Dairy farming has been a god send for medium-sized Irish farms, according to Teagasc Director Gerry Boyle.

Speaking to Agriland this week, he said the best option for any medium-sized farm in Ireland is dairying. “The core issue is sustainability, in the broader sense of the term. There has to be an income for farms and well-managed dairy farms can return an income. Dairying is the best option for medium-sized farms, no question about it.”

He said that where motivation is there, for a person with a young family, dairying presents the best option, even with price volatility. However, he said dairy farms still have to be managed efficiently and the best one-person operation is an 85-cow herd. “It’s not an easy life and you’d need milking relief, but it is sustainable as a one-person operation.”

Once operations go above the 120-cow mark, he said, the issues change from being technical to management. However, he said this will lead to greater specialisation which is an ‘exciting prospect’. “In the medium-to-longer term there are huge opportunities for dry stock farmers to take on contract heifer rearing.”

Beef farming, on the other hand, he said has always been a difficult sector. Pointing back as far as 1974, he said the sector has always been cyclical and is a challenging sector all over the world – not just in Ireland. “It’s a low margin business and you have people involved in beef for a variety of reasons.” For some, he said, it’s a transition from other enterprises, many dairy farmers have been involved in beef as they may have had spare land. However, he said it’s very difficult to make simple comparisons between beef and dairy farms.

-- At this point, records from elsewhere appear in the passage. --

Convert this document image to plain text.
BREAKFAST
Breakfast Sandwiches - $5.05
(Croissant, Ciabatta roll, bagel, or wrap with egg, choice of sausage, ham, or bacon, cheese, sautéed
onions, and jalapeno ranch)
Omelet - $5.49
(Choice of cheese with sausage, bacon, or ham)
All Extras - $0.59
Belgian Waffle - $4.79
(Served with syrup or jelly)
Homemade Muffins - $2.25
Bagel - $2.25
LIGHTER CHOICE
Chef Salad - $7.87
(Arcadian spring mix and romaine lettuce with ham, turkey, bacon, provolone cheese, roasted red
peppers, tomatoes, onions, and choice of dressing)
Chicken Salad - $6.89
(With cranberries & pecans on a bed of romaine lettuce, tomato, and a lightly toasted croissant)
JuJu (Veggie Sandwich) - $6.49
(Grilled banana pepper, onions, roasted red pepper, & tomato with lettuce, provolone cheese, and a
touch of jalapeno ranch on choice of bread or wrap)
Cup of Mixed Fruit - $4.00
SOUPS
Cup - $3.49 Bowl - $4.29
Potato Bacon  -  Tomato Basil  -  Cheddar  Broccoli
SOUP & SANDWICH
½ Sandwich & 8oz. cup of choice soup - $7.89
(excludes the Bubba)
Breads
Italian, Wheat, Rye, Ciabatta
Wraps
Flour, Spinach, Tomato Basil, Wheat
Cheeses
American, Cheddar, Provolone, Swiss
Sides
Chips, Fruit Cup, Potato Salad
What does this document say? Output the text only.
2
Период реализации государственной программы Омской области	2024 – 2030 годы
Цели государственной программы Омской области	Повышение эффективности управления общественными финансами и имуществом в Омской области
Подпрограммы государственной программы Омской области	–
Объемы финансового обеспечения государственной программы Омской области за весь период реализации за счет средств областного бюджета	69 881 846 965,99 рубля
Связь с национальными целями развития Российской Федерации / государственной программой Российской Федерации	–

“Without the Single Farm Payment (SFP) or the part-time job, there is a better work-life balance in beef than in dairying the investment is less. But to make an income you need to be as efficient an operator as a dairy farm and have a very large farm size. If you don’t have those you will need an off farm job to supplement your income and you will be reliant on the SFP.”

Apart form a very small group of people, around 10% of beef farmers, it has been a marginal activity, he says.

“Our message inside the farm gate is to push efficiency. “Even with a reasonably sized farm, 40-50ha at the moment, with current prices and top efficiency, the income level is about €12,000, before a SFP.

“Clearly if you were taking a rational decision you might say ‘why am I doing this?’, but if you can achieve this outcome, or close to it, with an off-farm job,then that’s a different proposition altogether.”